Türkiye Özelinde Kritik Sorular

Türkiye, son yıllarda “yüksek büyüme” ile “istikrar” arasında sıkışmış bir tablo çiziyor. 2022’de %5,6’lık büyümeye rağmen %85’e yaklaşan enflasyon, bu çelişkinin en net göstergesi. Faiz indirimleriyle büyümeyi canlı tutma stratejisi, TL’nin değer kaybı ve ithalat maliyetlerini artırarak dış dengeyi zorluyor. Bu noktada, ihracata dayalı büyüme modeli ve yerli üretim hamleleri doğru adımlar olsa da, kronikleşen cari açık ve döviz rezervi sorunları, politika uyumunun ne denli hayati olduğunu hatırlatıyor.

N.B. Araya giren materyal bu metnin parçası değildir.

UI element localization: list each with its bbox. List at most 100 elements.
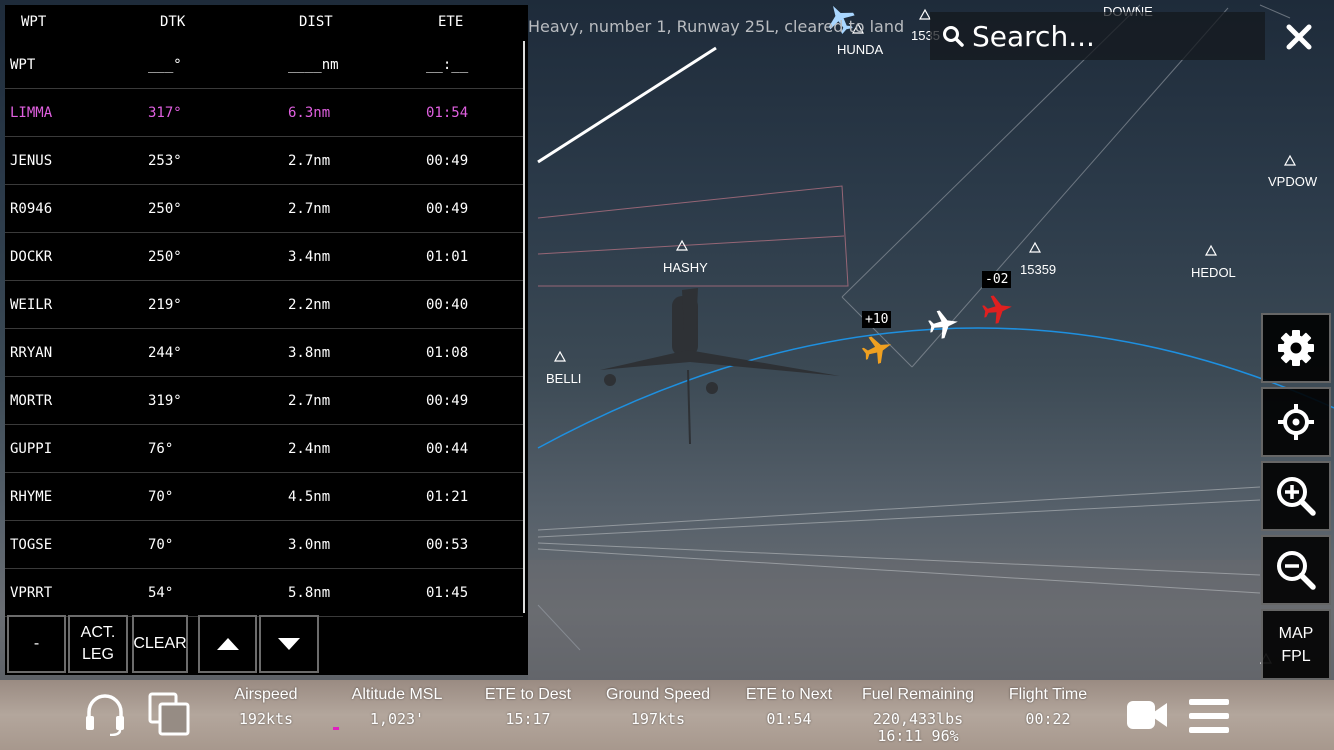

Sonuç: Sürdürülebilirlik İçin Akıllı Denge

Ekonomi yönetimi bir “sihirbazlık” değil, akıllı tercihler sanatıdır. Büyüme ve istikrar arasında “ya hep ya hiç” mantığıyla hareket etmek yerine, dinamik bir denge kurulmalı. Bu da ancak:

  • Veriye dayalı politikalar,
  • Esnek kurumsal yapılar,
  • Uzun vadeli vizyon
    ile mümkün. Unutmamak gerekir: Ekonomide asıl zafer, bugünün büyümesini yarının istikrarına feda etmeden kazanılır.